The story Mercedes spent the first half of 2026 batting away has now landed firmly on the front pages. Sky Italy reported on May 25 that Max Verstappen is open to a switch and that talks between his camp and Mercedes have intensified, with the most striking visual evidence captured at the Canadian Grand Prix itself.
On Thursday in Montreal, Jos Verstappen was photographed in extended conversation with Mercedes principal Toto Wolff outside the team's hospitality unit. The image circulated quickly. Sky Sports' Craig Slater devoted broadcast time to it. Inside the Mercedes garage, the meeting was characterised as casual; in the Red Bull camp, team principal Laurent Mekies was left to manage the fallout.
"It was completely natural," Mekies told reporters after the race, noting that Max had raced a Mercedes GT3 entry at the Nurburgring 24 Hours the previous weekend. The implication - that any conversation between the two camps would naturally cover that sportscar programme - did not stick.
Verstappen himself did nothing to support his team principal's framing. Asked about his future in the Montreal media pen, the four-time world champion offered a now widely-quoted line that the rest of the grid is reading carefully.
"That kind of decision doesn't have to be made today or tomorrow," Verstappen said.
His Red Bull deal nominally runs to 2028 but contains a performance-based exit clause that reactivates for 2027. Sitting seventh in the championship after the Canadian round, Verstappen has been openly critical of his car all season, calling it "horrendous" on race radio and complaining that team set-up advice he gave was ignored to prove a point. The driver is not behaving like someone preparing to renew quietly.

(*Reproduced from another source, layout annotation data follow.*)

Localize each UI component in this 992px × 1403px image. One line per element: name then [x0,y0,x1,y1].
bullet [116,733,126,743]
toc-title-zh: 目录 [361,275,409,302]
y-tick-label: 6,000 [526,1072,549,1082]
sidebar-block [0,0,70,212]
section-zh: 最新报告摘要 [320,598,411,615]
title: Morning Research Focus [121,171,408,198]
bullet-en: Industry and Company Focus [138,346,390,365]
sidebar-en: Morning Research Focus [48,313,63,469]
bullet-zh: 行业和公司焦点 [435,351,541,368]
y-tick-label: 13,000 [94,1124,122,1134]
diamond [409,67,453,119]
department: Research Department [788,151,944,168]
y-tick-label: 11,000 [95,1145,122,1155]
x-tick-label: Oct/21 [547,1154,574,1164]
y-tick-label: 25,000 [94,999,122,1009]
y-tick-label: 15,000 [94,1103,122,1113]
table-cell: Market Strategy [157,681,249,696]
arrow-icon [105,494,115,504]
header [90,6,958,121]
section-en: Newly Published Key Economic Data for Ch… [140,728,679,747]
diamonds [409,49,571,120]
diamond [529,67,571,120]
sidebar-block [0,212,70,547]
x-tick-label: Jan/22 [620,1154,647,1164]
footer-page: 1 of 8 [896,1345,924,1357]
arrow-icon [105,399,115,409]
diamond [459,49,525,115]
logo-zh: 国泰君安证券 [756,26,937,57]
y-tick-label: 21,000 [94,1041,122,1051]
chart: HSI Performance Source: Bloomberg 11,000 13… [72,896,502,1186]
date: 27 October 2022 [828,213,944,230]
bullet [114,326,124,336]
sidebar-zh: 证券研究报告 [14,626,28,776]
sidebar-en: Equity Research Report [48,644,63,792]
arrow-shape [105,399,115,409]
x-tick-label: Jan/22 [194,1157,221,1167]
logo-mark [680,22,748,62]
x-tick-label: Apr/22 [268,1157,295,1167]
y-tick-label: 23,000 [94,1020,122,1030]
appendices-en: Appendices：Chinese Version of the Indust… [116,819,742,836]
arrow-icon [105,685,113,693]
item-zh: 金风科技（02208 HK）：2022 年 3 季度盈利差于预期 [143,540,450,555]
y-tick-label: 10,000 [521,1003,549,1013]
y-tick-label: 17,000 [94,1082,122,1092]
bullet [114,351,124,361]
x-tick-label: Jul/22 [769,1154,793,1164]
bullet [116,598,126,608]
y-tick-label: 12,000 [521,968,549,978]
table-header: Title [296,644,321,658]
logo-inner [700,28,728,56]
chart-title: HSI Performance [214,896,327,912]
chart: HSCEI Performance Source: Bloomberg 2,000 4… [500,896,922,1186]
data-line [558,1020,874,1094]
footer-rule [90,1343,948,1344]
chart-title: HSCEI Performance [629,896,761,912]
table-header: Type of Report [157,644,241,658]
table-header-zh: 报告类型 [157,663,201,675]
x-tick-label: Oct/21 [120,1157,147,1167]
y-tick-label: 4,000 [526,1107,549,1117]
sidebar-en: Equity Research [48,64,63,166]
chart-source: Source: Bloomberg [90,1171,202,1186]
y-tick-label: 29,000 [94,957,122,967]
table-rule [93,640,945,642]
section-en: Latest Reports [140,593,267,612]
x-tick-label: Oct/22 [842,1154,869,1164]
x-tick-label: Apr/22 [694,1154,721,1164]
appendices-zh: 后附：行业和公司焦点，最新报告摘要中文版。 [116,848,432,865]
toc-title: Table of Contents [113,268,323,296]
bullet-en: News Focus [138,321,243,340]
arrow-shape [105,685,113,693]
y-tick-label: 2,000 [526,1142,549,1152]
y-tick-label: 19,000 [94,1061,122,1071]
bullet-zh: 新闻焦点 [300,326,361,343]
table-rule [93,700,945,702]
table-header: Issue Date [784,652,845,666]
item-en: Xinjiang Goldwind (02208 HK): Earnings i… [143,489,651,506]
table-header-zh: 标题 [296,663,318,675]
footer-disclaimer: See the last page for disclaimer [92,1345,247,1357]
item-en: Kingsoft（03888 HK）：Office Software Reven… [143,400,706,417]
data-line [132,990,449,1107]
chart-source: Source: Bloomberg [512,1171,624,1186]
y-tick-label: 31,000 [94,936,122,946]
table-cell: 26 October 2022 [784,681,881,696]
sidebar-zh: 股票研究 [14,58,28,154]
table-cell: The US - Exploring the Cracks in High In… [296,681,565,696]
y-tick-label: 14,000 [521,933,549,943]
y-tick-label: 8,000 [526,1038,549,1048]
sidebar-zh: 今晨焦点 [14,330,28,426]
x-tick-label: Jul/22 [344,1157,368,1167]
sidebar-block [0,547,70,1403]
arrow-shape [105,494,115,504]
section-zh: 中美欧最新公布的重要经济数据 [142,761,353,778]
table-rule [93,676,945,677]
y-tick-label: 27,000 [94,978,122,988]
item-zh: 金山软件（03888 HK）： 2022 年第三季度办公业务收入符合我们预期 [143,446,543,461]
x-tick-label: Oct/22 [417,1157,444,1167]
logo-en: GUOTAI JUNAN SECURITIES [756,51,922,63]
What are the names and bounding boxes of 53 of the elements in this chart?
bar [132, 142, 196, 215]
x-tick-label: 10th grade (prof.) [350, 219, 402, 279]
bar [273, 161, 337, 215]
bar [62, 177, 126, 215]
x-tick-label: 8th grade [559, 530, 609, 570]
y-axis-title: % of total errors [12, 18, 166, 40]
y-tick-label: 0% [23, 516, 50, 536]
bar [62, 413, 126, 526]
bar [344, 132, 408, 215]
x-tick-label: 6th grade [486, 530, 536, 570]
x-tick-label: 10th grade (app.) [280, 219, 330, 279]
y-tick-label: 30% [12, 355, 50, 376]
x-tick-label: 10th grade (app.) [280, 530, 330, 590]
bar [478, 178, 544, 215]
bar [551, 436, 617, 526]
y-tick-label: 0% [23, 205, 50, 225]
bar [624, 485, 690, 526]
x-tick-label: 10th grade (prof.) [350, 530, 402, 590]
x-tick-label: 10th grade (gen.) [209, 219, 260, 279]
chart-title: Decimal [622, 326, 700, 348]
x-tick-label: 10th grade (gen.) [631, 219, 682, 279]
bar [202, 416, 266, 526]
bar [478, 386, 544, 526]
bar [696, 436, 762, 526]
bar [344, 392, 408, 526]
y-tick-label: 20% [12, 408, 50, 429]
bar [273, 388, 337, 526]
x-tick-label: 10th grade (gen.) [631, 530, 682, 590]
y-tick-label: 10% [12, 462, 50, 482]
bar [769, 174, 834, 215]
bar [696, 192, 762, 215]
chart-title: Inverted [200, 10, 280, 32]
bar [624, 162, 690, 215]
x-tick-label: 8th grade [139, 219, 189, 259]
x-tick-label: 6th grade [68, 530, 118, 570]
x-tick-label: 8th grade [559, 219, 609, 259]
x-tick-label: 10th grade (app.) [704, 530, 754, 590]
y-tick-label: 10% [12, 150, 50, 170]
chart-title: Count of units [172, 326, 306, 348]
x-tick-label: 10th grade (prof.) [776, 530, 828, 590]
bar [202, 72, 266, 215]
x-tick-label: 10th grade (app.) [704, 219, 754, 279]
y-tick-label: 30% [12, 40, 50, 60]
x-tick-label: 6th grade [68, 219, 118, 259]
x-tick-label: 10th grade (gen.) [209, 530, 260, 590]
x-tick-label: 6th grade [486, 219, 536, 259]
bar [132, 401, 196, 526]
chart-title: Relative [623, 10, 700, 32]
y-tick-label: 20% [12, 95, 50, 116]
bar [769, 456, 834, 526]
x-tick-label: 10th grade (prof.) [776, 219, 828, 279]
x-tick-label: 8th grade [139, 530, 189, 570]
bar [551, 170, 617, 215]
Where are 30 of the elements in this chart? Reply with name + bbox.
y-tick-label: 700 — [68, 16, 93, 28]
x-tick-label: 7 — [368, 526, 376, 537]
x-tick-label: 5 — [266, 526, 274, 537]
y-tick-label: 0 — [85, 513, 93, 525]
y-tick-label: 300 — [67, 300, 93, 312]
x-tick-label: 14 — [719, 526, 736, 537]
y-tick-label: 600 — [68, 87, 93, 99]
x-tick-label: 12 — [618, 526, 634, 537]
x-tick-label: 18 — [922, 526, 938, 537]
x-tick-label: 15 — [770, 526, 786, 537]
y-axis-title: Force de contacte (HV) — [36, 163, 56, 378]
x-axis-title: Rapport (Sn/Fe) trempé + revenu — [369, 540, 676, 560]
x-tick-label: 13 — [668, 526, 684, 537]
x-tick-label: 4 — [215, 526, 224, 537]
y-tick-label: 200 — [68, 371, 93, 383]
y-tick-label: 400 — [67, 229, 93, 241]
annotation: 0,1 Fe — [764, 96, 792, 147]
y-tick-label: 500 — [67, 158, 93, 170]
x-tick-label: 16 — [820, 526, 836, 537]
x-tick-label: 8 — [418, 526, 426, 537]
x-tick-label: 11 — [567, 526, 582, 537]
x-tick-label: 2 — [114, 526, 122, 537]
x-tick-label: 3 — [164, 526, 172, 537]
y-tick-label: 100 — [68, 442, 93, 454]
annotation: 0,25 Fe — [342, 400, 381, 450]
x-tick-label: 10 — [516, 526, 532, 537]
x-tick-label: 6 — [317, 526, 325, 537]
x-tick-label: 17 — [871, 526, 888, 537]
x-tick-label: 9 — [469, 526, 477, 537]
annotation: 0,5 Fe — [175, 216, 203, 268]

Wolff, meanwhile, made his own contribution to the news cycle 24 hours later. Speaking on French broadcaster Canal Plus on May 26, the Mercedes principal effectively named 19-year-old Kimi Antonelli as his championship-in-waiting.
"I do not think he can lose control of the championship," Wolff said.
That endorsement is significant because Wolff's nominal lead driver, George Russell, has been the public face of Mercedes' campaign since pre-season. Russell retired from the Canadian Grand Prix lead with a battery failure on lap 30 - his fifth troubled weekend in a row - and conceded in the immediate aftermath that something has been working against him since round one.
If a Verstappen-Antonelli line-up for 2027 is the destination Wolff has been mapping, the political groundwork is already done. Antonelli is the championship leader. Russell is, increasingly, the variable. And Jos Verstappen has now been photographed at Mercedes hospitality.
Monaco is the next data point. A Russell home win that derails Antonelli would interrupt the narrative; anything else and the next round of paddock conversations will assume the Verstappen-Mercedes story is moving on its own momentum.